I promised to write more about Doma, the Nepali girl for whose USA college applications so many of you gave such helpful advice. She submitted the last of 16 applications a couple of days ago and just got her first acceptance!
Doma has amazed me in the six years I have been her education sponsor. Her low-caste, very poor background is a great handicap in Nepal, especially for females. She has made extraordinary progress and will go far beyond what she has already achieved.
I met Doma’s mother, Niran, at the Kathmandu hotel where I began visiting in 2003. She had been working there since soon after her husband brought her from her village in the high hills. It was an arranged marriage and she was only 15 when Doma was born. She had no schooling, spoke only Tamang tribal language, and her husband soon abandoned her. The only job she could get was as a hotel maid. She learned Nepali and the hotel owner, Norkyel, helped her get a divorce. Her first few years were extremely difficult, especially because although she earned barely enough for necessities, she was determined to give Doma a good education. Remarriage is not an option for a Nepali woman with a child.
I chatted with Niran each time I visited because by then she had taught herself English. She also speaks Hindi and was learning Tibetan from a book left by a guest. When Nepal’s civil war ended in 2006, the Maoists began unionizing. I was friendly with Norkyel and he told me he had been giving Niran extra money for Doma’s schooling but he must stop. His staff was unionized now, so he must treat everyone the same. He asked if I would like to take over.
My wife had met Niran and was also attracted by her intelligence, humor and good work so I took over and began getting to know Doma.
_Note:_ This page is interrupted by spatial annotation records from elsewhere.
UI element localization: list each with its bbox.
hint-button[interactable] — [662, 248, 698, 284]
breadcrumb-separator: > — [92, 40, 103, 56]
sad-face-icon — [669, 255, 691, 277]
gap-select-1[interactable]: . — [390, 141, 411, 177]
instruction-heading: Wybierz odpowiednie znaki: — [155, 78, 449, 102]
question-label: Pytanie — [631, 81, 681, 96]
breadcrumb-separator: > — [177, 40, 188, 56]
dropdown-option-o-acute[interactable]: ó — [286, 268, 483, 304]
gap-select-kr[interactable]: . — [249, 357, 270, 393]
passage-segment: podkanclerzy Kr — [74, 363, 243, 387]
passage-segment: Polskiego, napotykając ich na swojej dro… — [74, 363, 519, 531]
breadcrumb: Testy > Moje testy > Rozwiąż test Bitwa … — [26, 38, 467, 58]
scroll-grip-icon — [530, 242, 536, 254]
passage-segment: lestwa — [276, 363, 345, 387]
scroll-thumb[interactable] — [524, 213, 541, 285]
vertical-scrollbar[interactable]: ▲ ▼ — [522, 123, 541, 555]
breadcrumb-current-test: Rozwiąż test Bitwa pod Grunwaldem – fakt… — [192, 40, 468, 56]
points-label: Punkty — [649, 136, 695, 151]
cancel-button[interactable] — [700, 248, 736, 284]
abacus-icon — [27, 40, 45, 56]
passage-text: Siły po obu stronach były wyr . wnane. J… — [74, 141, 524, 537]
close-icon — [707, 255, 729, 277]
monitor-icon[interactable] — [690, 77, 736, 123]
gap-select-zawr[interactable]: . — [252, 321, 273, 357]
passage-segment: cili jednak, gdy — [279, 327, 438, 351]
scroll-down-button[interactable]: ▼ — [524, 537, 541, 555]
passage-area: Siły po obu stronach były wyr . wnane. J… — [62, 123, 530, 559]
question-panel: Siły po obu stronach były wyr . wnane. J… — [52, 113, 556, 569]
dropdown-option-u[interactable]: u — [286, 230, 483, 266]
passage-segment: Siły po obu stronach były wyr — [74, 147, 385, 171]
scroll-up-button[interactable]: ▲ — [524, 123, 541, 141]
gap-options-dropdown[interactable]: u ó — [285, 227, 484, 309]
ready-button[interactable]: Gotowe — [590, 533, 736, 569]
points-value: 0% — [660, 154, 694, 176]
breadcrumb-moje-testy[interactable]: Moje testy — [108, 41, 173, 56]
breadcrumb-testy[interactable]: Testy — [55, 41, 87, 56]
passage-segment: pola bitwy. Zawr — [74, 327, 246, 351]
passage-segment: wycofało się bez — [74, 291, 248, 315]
She was very shy. Tamang are close to the low end of the caste structure, her mom had only ever worked as a maid and Doma expected her future would be the same. I told her she could do better and must try because her mother had made great sacrifices to get her an education.
Doma did try, she slowly gained confidence, and her exam results improved. From her usual place in the middle, she reached 6th place, then 3rd. She said she could never do better because the top two students were wealthy and had tutors. The next year she came 2nd. That made a decisive difference. She had succeeded to a degree she hadn’t believed possible. Now she knew she might surprise herself still more.
Doma was 2nd again in 10th grade then transferred to a new school. Norkyel took her to several of the best ones, including Budhanilkantha (BNKS), the traditional choice of Nepal’s kings. Math was her strongest subject but she preferred arts and did not want to go to BNKS because they teach only science. We told her she should try. At last she told me: “I realized I am not a child now, so I should not be stubborn. Everybody says I should do this. Probably they are right.” She did try, and she was accepted.
How would she get on with high-caste kids from wealthy families who live in a way she had never imagined? It took a lot of courage at first, but she did fine. The only problem, she said, was her friends always had to pay for her when they went out from school. The school didn’t let kids out very often so it wasn’t a big problem.
Doma’s 10th grade results had been 85% in English and in the mid-90% range for math and science. In Junior year, she was 10th in her class of 40 with a mix of As and Bs despite having to navigate a very new environment. Then she grew over-confident and greatly over-committed to extracurricular activities. She was also sick during her final exams.
In Senior year, Doma led many cultural programs and did much volunteer work for school clubs. She was also selected for the annual ‘Quanta’ competition at City Montessori School, Lucknow, India. While taking part in the math competition, she led students from other countries in Nepali dance performance.
What Doma discovered about herself and her potential in two intensive years at BNKS is great preparation to overcome challenges she will meet in college and later.
Doma’s Math SAT 2 result is 730. Her spoken English is excellent but even the best Nepali schools do not provide good training in written English. Her best results so far are 89 for TOEFL, 490 for reading SAT and 410 for writing. While we wait for more admission decisions, she will continue to improve her written English and track her progress with more TOEFL tests.
In college, Doma will learn how to succeed with her dream. The Vice-Principal at her school before BNKS told me, “Doma is relentless. If she doesn’t understand something she will keep coming back with questions, more and more questions until she’s certain she does understand.” Her aspiration is to build a business in Nepal to provide good jobs for people like her and good services for customers. Nepal has very weak infrastructure in government, law and utilities. Doma believes that building a business will enable her to make the greatest contribution to transform her country.
Doma choreographed this dance shortly before she graduated from Budhanilkantha. It is, she told me: “Like Sherpa but not exactly. It’s a dance for people who live high in the mountains.” Sherpas and Doma’s Tamang people both came from Tibet long ago. Doma is the shorter of the two girls in red tops who enter from the left. She then dances in the center.
Over the next few weeks I will post some essays Doma wrote as part of her college applications. I’m so lucky to have found someone who is so worthwhile to help.